Understanding the Different Types of Mutual Fund Schemes

What are mutual fund schemes? This is a common question, especially for new investors. Generally speaking, a mutual fund scheme is what classifies a mutual fund. It is either an open- or close-ended scheme. The differentiating factor between these two is the maturity period of the mutual fund.

Learn more about these schemes here.

The Open-Ended Scheme

The open-ended scheme is the one that can be purchased by subscription and then repurchased on a continual basis. This type of scheme does not have any type of fixed maturity period. As a result, when you invest in this type of mutual fund, you can buy and sell units at the NAV (Net Asset Value), which are given each day.
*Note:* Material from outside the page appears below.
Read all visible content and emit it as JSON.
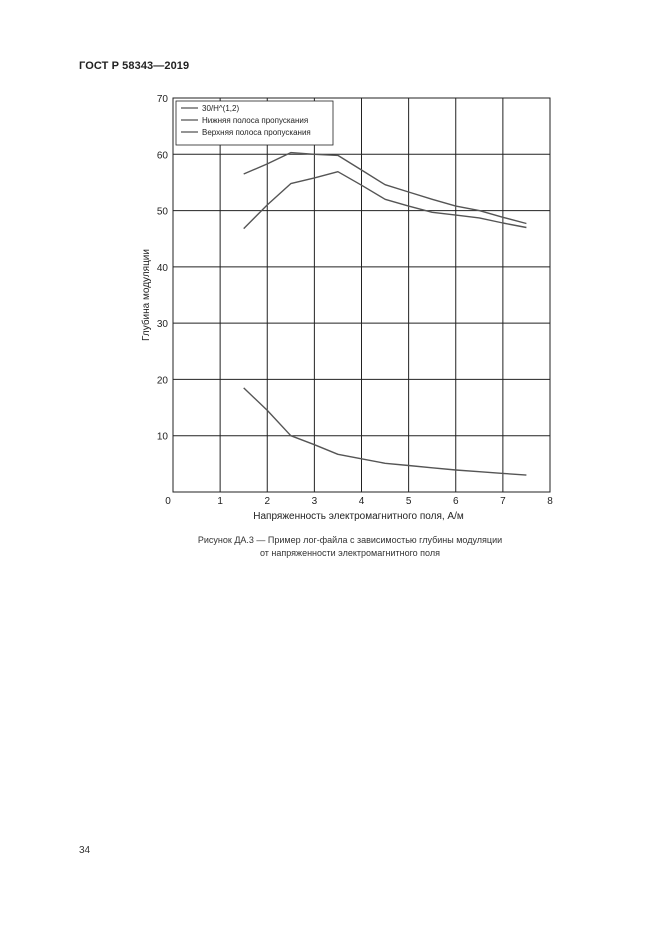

The main feature that makes an open-ended scheme appealing is that it provides liquidity.

The Close-Ended Scheme

Another option when it comes to mutual fund schemes is a close-ended scheme. This will have a stipulated maturity period, for example, five to seven years. This fund is available for subscription during a certain period of time when the initial launch is taking place. An investor will be able to invest in the scheme initially, and then they can buy or sell the units on the stock exchange whenever there are units listed.

Understanding the various schemes of mutual funds can help you determine which one you would like to invest in. If you are unsure which mutual fund schemes are best for your needs, then it is best to work with a professional. They can help you understand the risks involved with both and ensure you get the investment results you want and need.